Öğrencilerin matematik dersindeki öğrenmelerinin kalıcılığını ve anlamlılığını artırmaları için matematiksel kavram ve becerileri ilişkilendirmeleri gereklidir. Kavramlar arasındaki ilişkilerin araştırılması, tartışılması ve genelleştirilmesi de aynı süreç içinde ele alınmalıdır. Bu sayede öğrenciler öğrendiklerini yalnızca hatırlama ve tanımanın dışında anlamlı şekilde öğrenmelerini sağlamış olabileceklerdir. Öğrencilerin anlamlı öğrenmeleri matematik derslerinde başarılı olabilmeyi de beraberinde getirecektir. Bilginin kalıcı ve anlamlı olabilmesi için öğrencilerin okuldaki öğrenmelerinin dışında, kendilerinin ders çalışmaları gerekmektedir. Öğrencilerin ders çalışırken kullanacakları çeşitli öğrenme stratejilerine ihtiyaçları vardır. Anne, baba ve öğretmenlerin öğrenciden genel beklentisi, onların “derslerine çok çalışıp, başarılı olmaları” yönündedir. Beklenti bu şekilde olduğu için başarısızlığın nedeni, “yeterince çalışmamak” olarak görülmekte ve öğrenciden sürekli, daha çok çalışması istenmektedir. Oysa gerekli olan bilinçsizce çok çalışmak değil, verimli ders çalışma stratejilerini iyi bilerek ve bu stratejilerden yararlanarak etkili çalışmaktır.

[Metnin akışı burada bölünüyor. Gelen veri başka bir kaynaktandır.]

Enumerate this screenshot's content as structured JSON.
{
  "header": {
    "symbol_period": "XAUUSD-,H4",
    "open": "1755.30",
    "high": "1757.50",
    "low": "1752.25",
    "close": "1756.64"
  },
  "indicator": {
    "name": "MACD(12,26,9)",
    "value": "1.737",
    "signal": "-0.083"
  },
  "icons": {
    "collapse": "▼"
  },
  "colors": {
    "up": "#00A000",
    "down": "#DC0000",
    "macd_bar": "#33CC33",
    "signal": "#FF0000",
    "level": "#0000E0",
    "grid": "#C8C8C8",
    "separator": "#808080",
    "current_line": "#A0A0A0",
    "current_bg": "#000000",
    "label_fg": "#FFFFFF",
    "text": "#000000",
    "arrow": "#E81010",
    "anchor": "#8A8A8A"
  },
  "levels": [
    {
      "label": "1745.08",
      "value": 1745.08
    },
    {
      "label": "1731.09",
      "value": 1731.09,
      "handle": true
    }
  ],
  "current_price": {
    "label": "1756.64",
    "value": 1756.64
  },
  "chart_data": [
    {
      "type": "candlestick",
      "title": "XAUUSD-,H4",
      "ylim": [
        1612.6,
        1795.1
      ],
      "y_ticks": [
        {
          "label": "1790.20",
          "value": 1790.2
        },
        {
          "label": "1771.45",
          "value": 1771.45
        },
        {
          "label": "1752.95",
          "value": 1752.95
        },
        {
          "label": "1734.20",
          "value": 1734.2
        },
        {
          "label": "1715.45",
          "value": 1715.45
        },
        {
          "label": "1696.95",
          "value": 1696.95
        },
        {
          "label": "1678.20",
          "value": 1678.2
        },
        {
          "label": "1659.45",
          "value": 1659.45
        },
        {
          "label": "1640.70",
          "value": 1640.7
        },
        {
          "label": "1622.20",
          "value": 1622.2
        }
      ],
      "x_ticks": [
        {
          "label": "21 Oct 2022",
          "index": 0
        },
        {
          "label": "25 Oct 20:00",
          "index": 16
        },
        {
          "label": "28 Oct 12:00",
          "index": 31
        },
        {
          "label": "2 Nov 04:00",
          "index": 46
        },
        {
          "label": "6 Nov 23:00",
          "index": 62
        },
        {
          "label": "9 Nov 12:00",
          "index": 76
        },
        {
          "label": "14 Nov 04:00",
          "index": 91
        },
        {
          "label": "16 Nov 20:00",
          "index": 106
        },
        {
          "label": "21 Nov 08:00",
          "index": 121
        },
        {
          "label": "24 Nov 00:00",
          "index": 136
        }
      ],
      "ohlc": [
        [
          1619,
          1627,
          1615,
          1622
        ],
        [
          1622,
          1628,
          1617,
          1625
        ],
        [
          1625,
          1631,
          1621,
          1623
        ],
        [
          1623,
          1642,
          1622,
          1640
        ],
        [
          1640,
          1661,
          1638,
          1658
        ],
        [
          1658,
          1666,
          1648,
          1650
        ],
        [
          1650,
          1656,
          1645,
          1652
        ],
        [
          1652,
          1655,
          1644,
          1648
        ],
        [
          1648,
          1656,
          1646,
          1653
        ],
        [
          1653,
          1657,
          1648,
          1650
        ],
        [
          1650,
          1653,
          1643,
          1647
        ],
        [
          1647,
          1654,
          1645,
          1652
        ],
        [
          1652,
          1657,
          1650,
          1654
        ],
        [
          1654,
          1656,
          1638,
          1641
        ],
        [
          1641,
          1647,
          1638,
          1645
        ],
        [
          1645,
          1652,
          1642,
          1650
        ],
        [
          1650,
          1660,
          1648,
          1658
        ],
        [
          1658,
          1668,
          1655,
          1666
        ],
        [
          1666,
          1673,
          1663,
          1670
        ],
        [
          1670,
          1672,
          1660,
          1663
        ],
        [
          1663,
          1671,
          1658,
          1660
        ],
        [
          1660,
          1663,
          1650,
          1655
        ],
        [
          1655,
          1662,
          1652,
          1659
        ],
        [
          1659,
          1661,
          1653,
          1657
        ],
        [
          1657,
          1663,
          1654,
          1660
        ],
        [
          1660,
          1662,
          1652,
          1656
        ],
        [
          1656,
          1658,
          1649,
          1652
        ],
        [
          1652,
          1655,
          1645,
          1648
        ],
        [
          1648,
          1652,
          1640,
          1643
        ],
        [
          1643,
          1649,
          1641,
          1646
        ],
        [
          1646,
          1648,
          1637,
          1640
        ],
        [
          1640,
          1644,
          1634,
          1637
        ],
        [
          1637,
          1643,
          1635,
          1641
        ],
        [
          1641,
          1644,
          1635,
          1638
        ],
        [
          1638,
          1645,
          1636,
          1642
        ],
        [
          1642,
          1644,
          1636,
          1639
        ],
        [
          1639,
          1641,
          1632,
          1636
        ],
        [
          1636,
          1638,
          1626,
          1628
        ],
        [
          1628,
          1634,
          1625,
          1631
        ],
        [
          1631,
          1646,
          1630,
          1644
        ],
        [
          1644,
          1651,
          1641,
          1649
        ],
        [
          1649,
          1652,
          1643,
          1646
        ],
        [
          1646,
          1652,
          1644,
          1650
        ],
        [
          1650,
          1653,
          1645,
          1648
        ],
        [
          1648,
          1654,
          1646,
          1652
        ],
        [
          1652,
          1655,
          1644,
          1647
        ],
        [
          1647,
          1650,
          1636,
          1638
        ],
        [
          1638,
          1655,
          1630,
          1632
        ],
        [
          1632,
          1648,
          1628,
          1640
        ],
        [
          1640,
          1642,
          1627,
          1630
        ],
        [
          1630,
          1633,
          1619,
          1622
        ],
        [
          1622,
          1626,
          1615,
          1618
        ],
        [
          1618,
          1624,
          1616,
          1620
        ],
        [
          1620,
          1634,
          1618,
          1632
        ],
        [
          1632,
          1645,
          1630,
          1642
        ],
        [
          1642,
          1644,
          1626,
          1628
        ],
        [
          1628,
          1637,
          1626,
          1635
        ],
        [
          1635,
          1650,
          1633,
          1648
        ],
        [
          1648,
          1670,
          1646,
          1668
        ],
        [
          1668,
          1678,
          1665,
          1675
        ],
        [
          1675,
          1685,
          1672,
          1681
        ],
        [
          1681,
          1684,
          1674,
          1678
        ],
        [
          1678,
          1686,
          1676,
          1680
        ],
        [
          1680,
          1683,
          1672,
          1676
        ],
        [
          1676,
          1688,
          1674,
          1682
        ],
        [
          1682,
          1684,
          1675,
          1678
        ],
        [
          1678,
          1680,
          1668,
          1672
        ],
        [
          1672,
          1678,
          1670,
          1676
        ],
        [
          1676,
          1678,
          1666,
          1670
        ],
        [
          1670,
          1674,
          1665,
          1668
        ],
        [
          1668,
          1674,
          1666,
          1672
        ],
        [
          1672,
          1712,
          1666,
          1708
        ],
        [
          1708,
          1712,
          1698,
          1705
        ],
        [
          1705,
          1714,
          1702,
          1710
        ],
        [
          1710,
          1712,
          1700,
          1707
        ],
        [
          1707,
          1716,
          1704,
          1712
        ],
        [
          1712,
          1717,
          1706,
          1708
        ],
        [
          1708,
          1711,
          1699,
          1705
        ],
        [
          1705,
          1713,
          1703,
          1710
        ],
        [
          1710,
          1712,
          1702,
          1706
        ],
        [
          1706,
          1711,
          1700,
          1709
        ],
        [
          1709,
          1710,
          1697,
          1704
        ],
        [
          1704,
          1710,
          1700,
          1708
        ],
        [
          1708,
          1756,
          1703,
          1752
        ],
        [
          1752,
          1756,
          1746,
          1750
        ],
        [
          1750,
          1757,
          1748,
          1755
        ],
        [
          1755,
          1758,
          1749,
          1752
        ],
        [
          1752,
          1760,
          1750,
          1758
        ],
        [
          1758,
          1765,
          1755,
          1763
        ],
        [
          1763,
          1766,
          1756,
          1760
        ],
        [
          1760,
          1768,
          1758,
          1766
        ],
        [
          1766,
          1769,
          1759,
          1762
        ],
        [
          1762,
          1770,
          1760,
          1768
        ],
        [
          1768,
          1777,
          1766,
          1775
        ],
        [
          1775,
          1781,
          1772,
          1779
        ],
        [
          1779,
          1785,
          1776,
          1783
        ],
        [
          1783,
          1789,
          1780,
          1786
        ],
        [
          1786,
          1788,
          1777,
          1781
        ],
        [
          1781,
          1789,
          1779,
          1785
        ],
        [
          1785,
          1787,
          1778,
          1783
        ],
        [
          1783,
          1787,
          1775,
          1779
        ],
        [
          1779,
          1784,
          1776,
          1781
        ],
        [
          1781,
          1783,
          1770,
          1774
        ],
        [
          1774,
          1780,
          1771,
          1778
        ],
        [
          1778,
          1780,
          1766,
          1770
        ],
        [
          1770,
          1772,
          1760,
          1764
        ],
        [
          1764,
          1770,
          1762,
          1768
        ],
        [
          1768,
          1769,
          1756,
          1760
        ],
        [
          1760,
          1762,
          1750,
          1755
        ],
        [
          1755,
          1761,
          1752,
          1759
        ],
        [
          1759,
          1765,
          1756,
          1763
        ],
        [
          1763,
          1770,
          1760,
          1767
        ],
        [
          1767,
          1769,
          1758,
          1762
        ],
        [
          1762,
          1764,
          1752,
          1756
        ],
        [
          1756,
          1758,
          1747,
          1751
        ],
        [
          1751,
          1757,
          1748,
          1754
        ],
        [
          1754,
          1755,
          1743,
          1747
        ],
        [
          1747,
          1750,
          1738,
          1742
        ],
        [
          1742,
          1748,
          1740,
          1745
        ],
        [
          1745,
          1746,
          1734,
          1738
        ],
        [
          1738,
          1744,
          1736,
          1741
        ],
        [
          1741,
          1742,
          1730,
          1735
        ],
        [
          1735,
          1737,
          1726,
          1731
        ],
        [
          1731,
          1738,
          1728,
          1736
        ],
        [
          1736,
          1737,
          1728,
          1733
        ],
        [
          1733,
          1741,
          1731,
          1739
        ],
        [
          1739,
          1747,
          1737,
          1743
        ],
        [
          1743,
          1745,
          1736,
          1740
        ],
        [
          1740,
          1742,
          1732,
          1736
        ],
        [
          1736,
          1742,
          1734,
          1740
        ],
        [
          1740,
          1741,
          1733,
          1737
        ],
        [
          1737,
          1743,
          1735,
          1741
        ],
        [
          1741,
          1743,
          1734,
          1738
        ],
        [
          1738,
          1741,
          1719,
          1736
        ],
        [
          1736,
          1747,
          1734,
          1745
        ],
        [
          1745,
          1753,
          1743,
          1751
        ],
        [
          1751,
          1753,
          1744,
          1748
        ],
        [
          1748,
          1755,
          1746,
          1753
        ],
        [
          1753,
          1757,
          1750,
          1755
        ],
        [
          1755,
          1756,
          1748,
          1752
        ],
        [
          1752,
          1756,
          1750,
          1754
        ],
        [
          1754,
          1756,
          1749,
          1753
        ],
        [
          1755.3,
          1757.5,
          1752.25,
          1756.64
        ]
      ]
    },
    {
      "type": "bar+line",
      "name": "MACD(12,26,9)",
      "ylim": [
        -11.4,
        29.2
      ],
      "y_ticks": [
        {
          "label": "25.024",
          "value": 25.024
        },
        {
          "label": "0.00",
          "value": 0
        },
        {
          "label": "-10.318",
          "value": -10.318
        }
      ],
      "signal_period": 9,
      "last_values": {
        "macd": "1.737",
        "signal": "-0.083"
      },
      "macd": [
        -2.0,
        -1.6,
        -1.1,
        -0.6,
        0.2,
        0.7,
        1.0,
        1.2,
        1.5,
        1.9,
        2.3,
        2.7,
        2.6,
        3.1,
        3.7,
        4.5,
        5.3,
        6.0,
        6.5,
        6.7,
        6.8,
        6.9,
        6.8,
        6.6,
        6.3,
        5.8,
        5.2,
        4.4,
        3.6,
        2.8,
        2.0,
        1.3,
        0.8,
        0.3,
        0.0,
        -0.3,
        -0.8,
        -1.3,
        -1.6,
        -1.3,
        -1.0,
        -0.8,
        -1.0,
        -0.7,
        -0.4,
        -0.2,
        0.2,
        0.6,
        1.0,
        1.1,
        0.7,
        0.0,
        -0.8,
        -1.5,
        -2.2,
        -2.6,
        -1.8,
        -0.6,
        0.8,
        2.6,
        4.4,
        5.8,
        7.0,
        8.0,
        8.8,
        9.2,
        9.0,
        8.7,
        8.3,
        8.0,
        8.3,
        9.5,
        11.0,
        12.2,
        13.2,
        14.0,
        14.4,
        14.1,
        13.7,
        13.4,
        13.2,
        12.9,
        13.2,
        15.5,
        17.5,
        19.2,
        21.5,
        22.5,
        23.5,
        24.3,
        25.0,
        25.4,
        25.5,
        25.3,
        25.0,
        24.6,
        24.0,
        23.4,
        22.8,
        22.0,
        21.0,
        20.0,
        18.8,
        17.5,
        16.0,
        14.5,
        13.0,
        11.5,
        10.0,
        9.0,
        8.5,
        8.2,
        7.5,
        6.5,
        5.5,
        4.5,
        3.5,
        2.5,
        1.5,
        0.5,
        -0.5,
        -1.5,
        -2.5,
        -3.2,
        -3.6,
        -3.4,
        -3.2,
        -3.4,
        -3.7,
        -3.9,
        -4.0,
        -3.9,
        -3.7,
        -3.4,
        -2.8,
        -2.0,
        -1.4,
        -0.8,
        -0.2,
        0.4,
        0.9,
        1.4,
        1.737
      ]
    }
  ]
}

Öğrencilerin eğitim ve öğretim faaliyetlerinden en iyi derecede yararlanmaları, öğretimde başarı sağlaması tüm eğitimcilerin amacıdır. Ancak kimi zaman öğretimin amacına ulaşmadığı, çabaların boşa gittiği görülmektedir (İlgar, 1996:47). Eğitim kurumlarında öğrenci olarak adlandırılan bireylerin istenilen başarı standardını yakalayabilmeleri ancak verilen bilginin doğru algılanması, analiz edilmesi ve özümsenmesi ile gerçekleşir. Kısaca bu süreç ders çalışma süreci olarak adlandırılmaktadır (Yılmaz, 1997:1).

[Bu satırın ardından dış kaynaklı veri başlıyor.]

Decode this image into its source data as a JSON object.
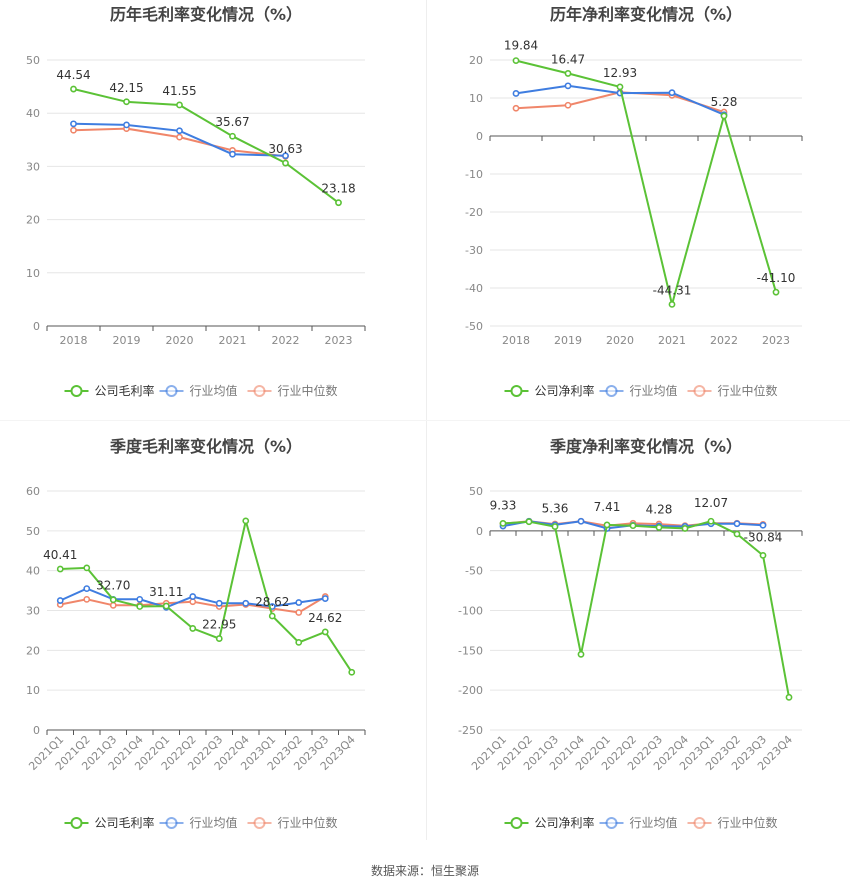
{
  "source": "数据来源：恒生聚源",
  "colors": {
    "company": "#5bc236",
    "industry_avg": "#3f7de0",
    "industry_median": "#f0866a",
    "grid": "#e6e6e6",
    "axis_text": "#888888"
  },
  "chart_data": [
    {
      "type": "line",
      "title": "历年毛利率变化情况（%）",
      "categories": [
        "2018",
        "2019",
        "2020",
        "2021",
        "2022",
        "2023"
      ],
      "ylim": [
        0,
        50
      ],
      "yticks": [
        0,
        10,
        20,
        30,
        40,
        50
      ],
      "label_series": 0,
      "label_indices": [
        0,
        1,
        2,
        3,
        4,
        5
      ],
      "rotate_x": false,
      "legend_position": "bottom",
      "series": [
        {
          "name": "公司毛利率",
          "values": [
            44.54,
            42.15,
            41.55,
            35.67,
            30.63,
            23.18
          ],
          "labels": [
            "44.54",
            "42.15",
            "41.55",
            "35.67",
            "30.63",
            "23.18"
          ]
        },
        {
          "name": "行业均值",
          "values": [
            38.0,
            37.8,
            36.7,
            32.3,
            32.0,
            null
          ]
        },
        {
          "name": "行业中位数",
          "values": [
            36.8,
            37.1,
            35.5,
            33.0,
            31.9,
            null
          ]
        }
      ]
    },
    {
      "type": "line",
      "title": "历年净利率变化情况（%）",
      "categories": [
        "2018",
        "2019",
        "2020",
        "2021",
        "2022",
        "2023"
      ],
      "ylim": [
        -50,
        20
      ],
      "yticks": [
        -50,
        -40,
        -30,
        -20,
        -10,
        0,
        10,
        20
      ],
      "label_series": 0,
      "label_indices": [
        0,
        1,
        2,
        3,
        4,
        5
      ],
      "rotate_x": false,
      "legend_position": "bottom",
      "series": [
        {
          "name": "公司净利率",
          "values": [
            19.84,
            16.47,
            12.93,
            -44.31,
            5.28,
            -41.1
          ],
          "labels": [
            "19.84",
            "16.47",
            "12.93",
            "-44.31",
            "5.28",
            "-41.10"
          ]
        },
        {
          "name": "行业均值",
          "values": [
            11.2,
            13.2,
            11.3,
            11.4,
            5.6,
            null
          ]
        },
        {
          "name": "行业中位数",
          "values": [
            7.3,
            8.1,
            11.5,
            10.7,
            6.3,
            null
          ]
        }
      ]
    },
    {
      "type": "line",
      "title": "季度毛利率变化情况（%）",
      "categories": [
        "2021Q1",
        "2021Q2",
        "2021Q3",
        "2021Q4",
        "2022Q1",
        "2022Q2",
        "2022Q3",
        "2022Q4",
        "2023Q1",
        "2023Q2",
        "2023Q3",
        "2023Q4"
      ],
      "ylim": [
        0,
        60
      ],
      "yticks": [
        0,
        10,
        20,
        30,
        40,
        50,
        60
      ],
      "label_series": 0,
      "label_indices": [
        0,
        2,
        4,
        6,
        8,
        10
      ],
      "rotate_x": true,
      "legend_position": "bottom",
      "series": [
        {
          "name": "公司毛利率",
          "values": [
            40.41,
            40.7,
            32.7,
            31.0,
            31.11,
            25.5,
            22.95,
            52.5,
            28.62,
            22.0,
            24.62,
            14.5
          ],
          "labels": [
            "40.41",
            "",
            "32.70",
            "",
            "31.11",
            "",
            "22.95",
            "",
            "28.62",
            "",
            "24.62",
            ""
          ]
        },
        {
          "name": "行业均值",
          "values": [
            32.5,
            35.5,
            32.8,
            32.8,
            30.8,
            33.5,
            31.8,
            31.8,
            31.0,
            32.0,
            33.0,
            null
          ]
        },
        {
          "name": "行业中位数",
          "values": [
            31.5,
            32.8,
            31.3,
            31.3,
            31.8,
            32.2,
            31.0,
            31.5,
            30.5,
            29.5,
            33.5,
            null
          ]
        }
      ]
    },
    {
      "type": "line",
      "title": "季度净利率变化情况（%）",
      "categories": [
        "2021Q1",
        "2021Q2",
        "2021Q3",
        "2021Q4",
        "2022Q1",
        "2022Q2",
        "2022Q3",
        "2022Q4",
        "2023Q1",
        "2023Q2",
        "2023Q3",
        "2023Q4"
      ],
      "ylim": [
        -250,
        50
      ],
      "yticks": [
        -250,
        -200,
        -150,
        -100,
        -50,
        0,
        50
      ],
      "label_series": 0,
      "label_indices": [
        0,
        2,
        4,
        6,
        8,
        10
      ],
      "rotate_x": true,
      "legend_position": "bottom",
      "series": [
        {
          "name": "公司净利率",
          "values": [
            9.33,
            11.5,
            5.36,
            -155.0,
            7.41,
            6.5,
            4.28,
            3.0,
            12.07,
            -4.0,
            -30.84,
            -209.0
          ],
          "labels": [
            "9.33",
            "",
            "5.36",
            "",
            "7.41",
            "",
            "4.28",
            "",
            "12.07",
            "",
            "-30.84",
            ""
          ]
        },
        {
          "name": "行业均值",
          "values": [
            6.0,
            12.0,
            7.5,
            12.0,
            3.0,
            7.0,
            6.0,
            5.5,
            9.0,
            9.0,
            7.0,
            null
          ]
        },
        {
          "name": "行业中位数",
          "values": [
            9.0,
            12.0,
            8.5,
            12.0,
            6.5,
            9.5,
            8.5,
            6.5,
            9.5,
            9.5,
            8.0,
            null
          ]
        }
      ]
    }
  ]
}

Öğrencilerin belirli ders çalışma alışkanlık ve stratejilerine sahip olması onların derslerini bilinçli şekilde çalışarak anlamalarına ve sınavlarda başarılı olmalarına yardımcı olur. Derslerine düzenli bir şekilde çalışan öğrenci yeteneğini ve becerilerini en iyi şekilde değerlendirmiş olur. Yeteneğini ve becerilerini verimli ders çalışarak kullanamayan kendine uygun bir ders çalışma stratejisi olmayan öğrenciler istenilen başarı düzeyini yakalayamamaktadırlar (Atılgan, 1998:1).

(31)

Etkili ve verimli ders çalışma alışkanlığı öğrencilerin akademik başarılarını etkileyen önemli bir etkendir. Bu konuda yapılan araştırmalarda öğrencilerin çalışma alışkanlıkları ile akademik başarıları arasında anlamlı bir ilişki olduğu saptanmıştır (Küçükahmet, 1987:2). İnsanlar her türlü başarılarını çok çalışmayla birlikte verimli ders çalışma alışkanlıklarına borçludurlar. Öğrencilerin zaman ve enerjilerini boş yere harcamamaları için, verimli çalışma alışkanlık ve stratejilerine sahip olmaları gerekmektedir (Alıcıgüzel, 1999:291).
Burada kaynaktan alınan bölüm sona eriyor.